John had used the HP11729C in the past and remembered that for frequencies near the low end of its input range, the input signal sum component in the output of the mixer/LPF drives the LNA into saturation. This means the amplifier cannot properly produce the correct phase noise output.
In the case under consideration, the mixer produces a 20 MHz output component of considerable power, which represents the sum of the two inputs into the mixer (10 MHz). The 15 MHz LPF doesn't sufficiently suppress this sum. In addition, looking at the input to the LNA (which is available as the aux noise output), an even stronger 10 MHz component exists in the mixer output. This component will not be suppressed by the 15 MHz LPF. So, both the 10 MHz and attenuated 20 MHz components drive the LNA into saturation. It isn't clear why the mixer is producing a 10 MHz component, since classically only sum and difference products should appear.
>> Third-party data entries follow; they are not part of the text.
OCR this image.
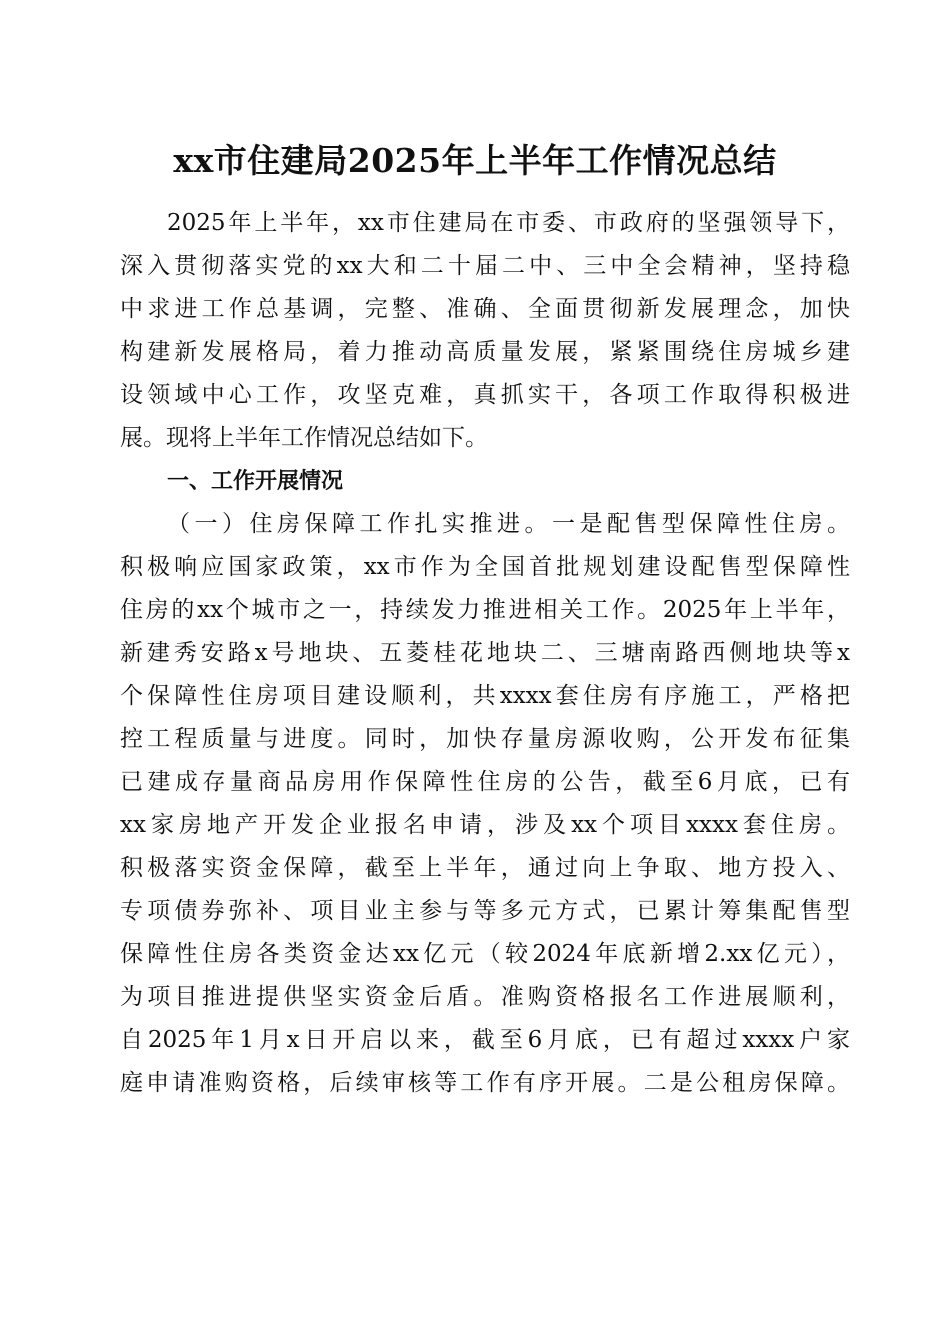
xx市住建局2025年上半年工作情况总结
2025年上半年，xx市住建局在市委、市政府的坚强领导下，
深入贯彻落实党的xx大和二十届二中、三中全会精神，坚持稳
中求进工作总基调，完整、准确、全面贯彻新发展理念，加快
构建新发展格局，着力推动高质量发展，紧紧围绕住房城乡建
设领域中心工作，攻坚克难，真抓实干，各项工作取得积极进
展。现将上半年工作情况总结如下。
一、工作开展情况
（一）住房保障工作扎实推进。一是配售型保障性住房。
积极响应国家政策，xx市作为全国首批规划建设配售型保障性
住房的xx个城市之一，持续发力推进相关工作。2025年上半年，
新建秀安路x号地块、五菱桂花地块二、三塘南路西侧地块等x
个保障性住房项目建设顺利，共xxxx套住房有序施工，严格把
控工程质量与进度。同时，加快存量房源收购，公开发布征集
已建成存量商品房用作保障性住房的公告，截至6月底，已有
xx家房地产开发企业报名申请，涉及xx个项目xxxx套住房。
积极落实资金保障，截至上半年，通过向上争取、地方投入、
专项债券弥补、项目业主参与等多元方式，已累计筹集配售型
保障性住房各类资金达xx亿元（较2024年底新增2.xx亿元），
为项目推进提供坚实资金后盾。准购资格报名工作进展顺利，
自2025年1月x日开启以来，截至6月底，已有超过xxxx户家
庭申请准购资格，后续审核等工作有序开展。二是公租房保障。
Figure 1 shows the signal output of the 15 MHz LPF (the aux noise output). Notice the significant 10 MHz and 20 MHz frequency components.
Figure 1
Figure 2 shows the output of the LNA. There are significant extraneous spurs visible, which is evidence of LNA saturation. Note: the power of the 10 MHz and 20 MHz components is about 50 dB higher than the aux noise output. The LNA is spec'd at 40 dB gain, so this is additional evidence of the LNA going into compression.
Figure 2
I thank John for this analysis. To be honest, it is not something that would have occurred to me.
To work around this problem, I decided to use the 1Hz-1MHz output of the HP11729C. This output does not use the LNA and has an extra 1.5 MHz LPF that will eliminate the 10 MHz and 20 MHz outputs of the mixer.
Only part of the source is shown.